In certain respects, Mo Yan’s work has an affinity with that of American author Pearl Buck, whose epic descriptions of life in rural China helped her win the 1938 prize. His writing has also been compared to that of Laurence Sterne, William Faulkner and Francois Rabelais. You’ll find tinges of Latin America’s magic realists, too, even if Mo Yan says they haven’t influenced him.
Mo Yan was born in 1955 in Gaomi, a city in northern China whose surrounds are the setting for most of his fiction. His hardscrabble childhood was rich in folktales; much of it was spent tending livestock in the fields and later, during the Cultural Revolution, toiling in factories.
With little by way of formal schooling, he joined the People’s Liberation Army in 1976. He wrote his earliest work while still serving as an officer and his breakthrough came in 1987 with “Red Sorghum,” which fictionalizes three generations of freedom fighters during the Second Sino-Japanese War. It was made into a film and was translated into English in 1993.
In the decades since, he has amassed a body of largely historical novels that draw on folklore to probe his nation’s turbulent heritage while meditating more universally on human nature.
There are supernatural touches, as in “Thirteen Steps,” whose caged protagonist begs for chalk with which to inscribe tales of miraculous happenings.
Earthy sensuality can be found, too. “Big Breasts and Wide Hips,” a brick-thick novel encompassing most of China’s 20th century, opens with descriptions of bosoms and buttocks and goes on to make a metaphor of the female body.
Mo Yan is particularly fond of animal imagery, using it to visceral effect.
In his recent novel “Life and Death Are Wearing Me Out,” Lord Yama, king of the underworld, sends a landowner named Ximen back to his village as “a white-hoofed donkey with floppy, tender lips.” His transformation is preceded by a vivid birth scene. Ximen then cycles through reincarnations as an ox, a pig, a dog and a monkey before returning to human form.

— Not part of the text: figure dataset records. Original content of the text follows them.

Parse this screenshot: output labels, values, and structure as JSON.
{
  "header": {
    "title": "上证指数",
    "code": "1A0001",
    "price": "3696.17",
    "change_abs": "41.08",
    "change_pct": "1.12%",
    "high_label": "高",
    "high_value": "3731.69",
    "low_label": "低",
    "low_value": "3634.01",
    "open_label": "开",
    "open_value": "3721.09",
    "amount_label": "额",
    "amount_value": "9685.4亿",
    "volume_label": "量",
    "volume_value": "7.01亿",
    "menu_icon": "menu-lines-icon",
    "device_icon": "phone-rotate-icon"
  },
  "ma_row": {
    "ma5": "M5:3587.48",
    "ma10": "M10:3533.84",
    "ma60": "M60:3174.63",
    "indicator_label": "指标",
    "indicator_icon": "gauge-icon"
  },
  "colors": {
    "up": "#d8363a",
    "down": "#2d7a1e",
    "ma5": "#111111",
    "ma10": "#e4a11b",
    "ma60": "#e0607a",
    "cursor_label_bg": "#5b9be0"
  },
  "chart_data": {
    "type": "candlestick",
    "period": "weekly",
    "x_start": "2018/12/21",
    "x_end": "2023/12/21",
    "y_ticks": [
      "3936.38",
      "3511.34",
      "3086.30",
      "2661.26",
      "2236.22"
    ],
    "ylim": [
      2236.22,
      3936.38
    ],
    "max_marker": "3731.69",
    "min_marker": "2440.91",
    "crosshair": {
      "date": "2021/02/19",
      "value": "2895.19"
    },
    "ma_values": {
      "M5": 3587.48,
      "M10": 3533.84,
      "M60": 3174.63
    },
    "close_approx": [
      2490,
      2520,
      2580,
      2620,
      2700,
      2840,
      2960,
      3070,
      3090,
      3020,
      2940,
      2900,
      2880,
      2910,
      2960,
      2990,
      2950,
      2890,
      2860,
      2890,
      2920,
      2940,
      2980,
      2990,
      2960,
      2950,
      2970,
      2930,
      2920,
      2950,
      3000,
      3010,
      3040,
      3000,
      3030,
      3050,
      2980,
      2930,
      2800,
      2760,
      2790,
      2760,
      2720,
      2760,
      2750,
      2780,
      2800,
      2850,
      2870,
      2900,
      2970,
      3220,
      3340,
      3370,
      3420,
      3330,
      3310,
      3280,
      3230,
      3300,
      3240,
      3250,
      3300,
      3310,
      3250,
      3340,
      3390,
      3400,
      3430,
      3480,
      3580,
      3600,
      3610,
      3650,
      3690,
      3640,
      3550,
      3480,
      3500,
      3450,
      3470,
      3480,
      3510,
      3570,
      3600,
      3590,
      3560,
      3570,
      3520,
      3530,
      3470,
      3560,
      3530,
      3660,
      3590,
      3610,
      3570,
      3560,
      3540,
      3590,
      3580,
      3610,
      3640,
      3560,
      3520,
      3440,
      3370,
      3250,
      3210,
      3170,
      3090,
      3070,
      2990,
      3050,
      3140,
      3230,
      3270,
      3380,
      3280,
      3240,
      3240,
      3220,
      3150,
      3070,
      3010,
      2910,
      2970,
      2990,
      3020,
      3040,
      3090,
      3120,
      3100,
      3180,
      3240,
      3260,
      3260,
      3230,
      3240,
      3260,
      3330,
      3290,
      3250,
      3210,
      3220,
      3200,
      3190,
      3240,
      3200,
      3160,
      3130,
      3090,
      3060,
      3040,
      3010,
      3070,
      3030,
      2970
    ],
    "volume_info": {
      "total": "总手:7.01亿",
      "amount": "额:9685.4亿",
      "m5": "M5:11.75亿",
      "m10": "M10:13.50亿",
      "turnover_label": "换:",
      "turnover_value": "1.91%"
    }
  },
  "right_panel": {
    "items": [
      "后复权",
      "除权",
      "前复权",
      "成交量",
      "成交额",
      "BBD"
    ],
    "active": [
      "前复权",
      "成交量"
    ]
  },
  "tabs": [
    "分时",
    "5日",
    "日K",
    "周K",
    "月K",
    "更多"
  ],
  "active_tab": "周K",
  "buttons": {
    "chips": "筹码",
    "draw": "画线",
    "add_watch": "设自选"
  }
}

To the Western reader, China’s literature can seem as exotic as its opera. By blending family sagas rooted in the past with glimpses of a fast-changing present in which capitalist converts dream up Cultural Revolution theme parks, Mo Yan offers a deepened understanding of far more besides.
And yet as his homeland’s 21st-century story is confirming, ours is an increasingly globalized age. Just look to his neighbor and this year’s Nobel favorite, Haruki Murakami, for proof that cross-pollination with the likes of Raymond Chandler and F. Scott Fitzgerald can have exhilarating results. The Swedish Academy would do well to take note.
(Hephzibah Anderson is a critic for Bloomberg News. The opinions expressed are her own.)